Electric rates to spike in New England, despite nearby Marcellus gas

  • Marie Cusick

An icy view of Boston. New England electric rates are projected to spike by 30 to 50 percent this winter.

An icy view of Boston. New England electric rates are projected to spike by 30 to 50 percent this winter.


Residents in New England are looking at skyrocketing electricity prices this winter, largely due to an increased reliance on natural gas and pipeline constraints.
Utilities in the region are projecting rate hikes in the range of 30 to 50 percent, which will make the prices some of the highest in the United States.
From NPR news:

Between the years of 2000 and 2013, New England went from getting 15 percent of its energy from natural gas to 46 percent. That’s dozens of power plants getting built.
But the pipelines to supply those power plants? Not so much.
At the same time, with the fracking boom just a few hundred miles west driving down gas prices, more and more homeowners were switching to natural gas for heating.
So now when it gets cold and everyone turns on their heat, the pipelines connecting New England to the Marcellus Shale are maxed out.

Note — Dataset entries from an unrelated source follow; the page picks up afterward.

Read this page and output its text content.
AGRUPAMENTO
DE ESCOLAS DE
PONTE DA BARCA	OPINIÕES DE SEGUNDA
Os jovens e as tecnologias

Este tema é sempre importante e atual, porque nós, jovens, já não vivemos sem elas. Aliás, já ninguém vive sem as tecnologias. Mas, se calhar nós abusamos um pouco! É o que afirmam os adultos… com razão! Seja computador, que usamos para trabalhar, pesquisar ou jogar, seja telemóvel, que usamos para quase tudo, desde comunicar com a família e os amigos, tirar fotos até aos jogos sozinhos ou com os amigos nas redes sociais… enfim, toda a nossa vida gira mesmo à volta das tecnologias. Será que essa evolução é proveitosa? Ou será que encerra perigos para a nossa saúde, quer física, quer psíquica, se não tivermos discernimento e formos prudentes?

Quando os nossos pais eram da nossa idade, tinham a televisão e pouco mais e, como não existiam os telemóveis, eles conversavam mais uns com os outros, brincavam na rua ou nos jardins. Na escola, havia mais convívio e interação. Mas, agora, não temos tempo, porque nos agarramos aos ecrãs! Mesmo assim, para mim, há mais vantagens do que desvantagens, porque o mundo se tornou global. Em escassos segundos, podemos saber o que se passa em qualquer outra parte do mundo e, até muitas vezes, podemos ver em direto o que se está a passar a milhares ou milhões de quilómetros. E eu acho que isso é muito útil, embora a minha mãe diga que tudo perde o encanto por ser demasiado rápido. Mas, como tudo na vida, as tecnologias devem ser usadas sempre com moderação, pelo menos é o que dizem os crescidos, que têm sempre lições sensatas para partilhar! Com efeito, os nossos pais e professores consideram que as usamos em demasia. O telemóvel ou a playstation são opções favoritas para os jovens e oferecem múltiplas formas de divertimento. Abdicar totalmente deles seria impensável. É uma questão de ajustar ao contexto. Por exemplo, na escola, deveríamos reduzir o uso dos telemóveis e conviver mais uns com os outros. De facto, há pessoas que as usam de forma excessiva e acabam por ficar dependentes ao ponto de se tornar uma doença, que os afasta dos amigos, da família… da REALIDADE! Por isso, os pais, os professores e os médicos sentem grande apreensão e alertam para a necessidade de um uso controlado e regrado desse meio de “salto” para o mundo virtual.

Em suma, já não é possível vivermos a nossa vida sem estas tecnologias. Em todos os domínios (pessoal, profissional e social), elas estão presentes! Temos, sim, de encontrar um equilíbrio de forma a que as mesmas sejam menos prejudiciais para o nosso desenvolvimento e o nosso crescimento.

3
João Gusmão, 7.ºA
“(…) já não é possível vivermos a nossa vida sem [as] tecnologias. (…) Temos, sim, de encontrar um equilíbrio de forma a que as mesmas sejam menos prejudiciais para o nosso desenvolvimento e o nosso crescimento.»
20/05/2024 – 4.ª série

Big pipelines planned for New England aren’t expected to come online until 2018, and the projects facing fierce local opposition. Transmission lines through Pennsylvania– designed to take the gas out of state– are also facing intense local scrutiny here.
New England currently gets about half its electricity from natural gas plants, which has exacerbated the bottleneck issue. Pennsylvania gets about 20 percent of its electricity from gas, but that’s expected to significantly increase in the near future as coal-fired power plants retire and new natural gas plants get built.